Classé dans : Littérature, Musique — Miklos @ 21:35

C’est ce qu’affirme Pitter Bach à la dame voilée qui lui demande de céder sa maison de Scheveningen pour la nuit, maison dans laquelle il habite avec sa femme bien qu’il l’ait louée à un cavalier inconnu. Nous sommes en 1660, et c’est ainsi que s’ouvre L’Envers d’une conspiration. Sans en révéler les multiples rebondissements – il s’agit d’une comédie d’Alexandre Dumas – on peut tout de même lever un coin du voile : le cavalier est Charles II d’Angleterre, venu conspirer pour son propre compte, et l’inconnue est sa femme, arrivée par coïncidence pour, dit-elle, conspirer contre elle-même.
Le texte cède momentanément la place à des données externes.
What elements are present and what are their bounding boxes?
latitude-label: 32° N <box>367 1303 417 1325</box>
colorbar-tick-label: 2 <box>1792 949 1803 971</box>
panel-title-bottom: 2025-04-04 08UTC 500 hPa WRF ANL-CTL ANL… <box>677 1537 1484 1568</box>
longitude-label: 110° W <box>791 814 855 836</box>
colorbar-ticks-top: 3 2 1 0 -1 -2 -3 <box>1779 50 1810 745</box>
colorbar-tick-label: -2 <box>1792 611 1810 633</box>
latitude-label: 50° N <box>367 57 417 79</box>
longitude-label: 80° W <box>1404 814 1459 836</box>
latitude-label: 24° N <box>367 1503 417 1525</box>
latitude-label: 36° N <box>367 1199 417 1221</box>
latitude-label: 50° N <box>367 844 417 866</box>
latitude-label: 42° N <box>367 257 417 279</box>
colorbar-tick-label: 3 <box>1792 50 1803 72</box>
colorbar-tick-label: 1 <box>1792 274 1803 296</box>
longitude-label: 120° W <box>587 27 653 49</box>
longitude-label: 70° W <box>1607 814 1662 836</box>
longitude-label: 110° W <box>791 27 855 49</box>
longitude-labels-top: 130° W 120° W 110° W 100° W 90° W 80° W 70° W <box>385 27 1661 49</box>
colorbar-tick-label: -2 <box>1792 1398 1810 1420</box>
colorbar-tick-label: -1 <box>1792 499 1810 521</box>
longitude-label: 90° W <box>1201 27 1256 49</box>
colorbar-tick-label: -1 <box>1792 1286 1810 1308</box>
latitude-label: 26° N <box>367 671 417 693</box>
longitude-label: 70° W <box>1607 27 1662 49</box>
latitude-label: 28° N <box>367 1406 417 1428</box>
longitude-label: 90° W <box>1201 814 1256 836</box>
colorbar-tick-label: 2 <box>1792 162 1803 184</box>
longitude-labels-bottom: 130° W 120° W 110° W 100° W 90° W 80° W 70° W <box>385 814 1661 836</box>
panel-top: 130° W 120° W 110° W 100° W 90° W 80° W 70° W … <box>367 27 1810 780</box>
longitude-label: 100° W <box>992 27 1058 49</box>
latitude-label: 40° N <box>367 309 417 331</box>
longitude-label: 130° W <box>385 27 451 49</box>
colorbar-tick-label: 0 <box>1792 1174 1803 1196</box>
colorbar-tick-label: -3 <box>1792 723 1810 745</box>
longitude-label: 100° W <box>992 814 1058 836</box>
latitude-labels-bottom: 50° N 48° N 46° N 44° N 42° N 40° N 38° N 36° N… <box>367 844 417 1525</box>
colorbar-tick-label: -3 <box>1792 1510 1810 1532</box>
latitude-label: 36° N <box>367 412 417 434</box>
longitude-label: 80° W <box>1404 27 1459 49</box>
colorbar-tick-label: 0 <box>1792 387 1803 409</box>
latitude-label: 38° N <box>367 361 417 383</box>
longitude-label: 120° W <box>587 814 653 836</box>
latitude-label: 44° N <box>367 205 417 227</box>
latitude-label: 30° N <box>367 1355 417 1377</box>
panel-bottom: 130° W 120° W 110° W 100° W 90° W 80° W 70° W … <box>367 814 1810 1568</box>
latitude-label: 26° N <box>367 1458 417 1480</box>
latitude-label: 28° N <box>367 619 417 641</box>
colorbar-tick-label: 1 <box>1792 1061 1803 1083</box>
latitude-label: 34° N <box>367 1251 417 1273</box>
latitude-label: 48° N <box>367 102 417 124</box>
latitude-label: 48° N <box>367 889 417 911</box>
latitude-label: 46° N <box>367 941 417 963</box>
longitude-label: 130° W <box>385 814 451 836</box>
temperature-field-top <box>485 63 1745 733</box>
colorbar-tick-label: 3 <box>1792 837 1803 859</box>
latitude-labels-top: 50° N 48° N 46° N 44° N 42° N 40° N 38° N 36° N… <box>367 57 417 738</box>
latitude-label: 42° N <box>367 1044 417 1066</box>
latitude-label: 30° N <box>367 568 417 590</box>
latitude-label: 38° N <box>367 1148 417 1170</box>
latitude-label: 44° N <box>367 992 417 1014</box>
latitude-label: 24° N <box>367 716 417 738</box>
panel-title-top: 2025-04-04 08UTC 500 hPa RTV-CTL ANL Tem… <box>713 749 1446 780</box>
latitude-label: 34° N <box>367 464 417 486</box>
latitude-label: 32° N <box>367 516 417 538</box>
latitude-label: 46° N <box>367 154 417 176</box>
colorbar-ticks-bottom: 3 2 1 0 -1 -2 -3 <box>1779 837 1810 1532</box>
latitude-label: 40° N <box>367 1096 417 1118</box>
En tout cas, pas de confusion possible avec son homonyme, le Cantor de Leipzig : celui-ci naît un quart de siècle plus tard, et sa famille est autrement connue, non seulement de père en fils mais aussi dans ses branches latérales, toutes issues du meunier Viet. Hans (fils de Viet, musicien) est le père de Christoph (musicien de cour et de ville) dont le deuxième fils, Johann Ambrosius (lui aussi musicien de cour et de ville) est le père de Jean-Sébastien Bach. Plusieurs de ses fils furent aussi des compositeurs reconnus ainsi qu’un petit-fils (Wilhelm Friedrich Ernst, que Schumann a rencontré à l’occasion de l’inauguration du monument Bach à Leipzig).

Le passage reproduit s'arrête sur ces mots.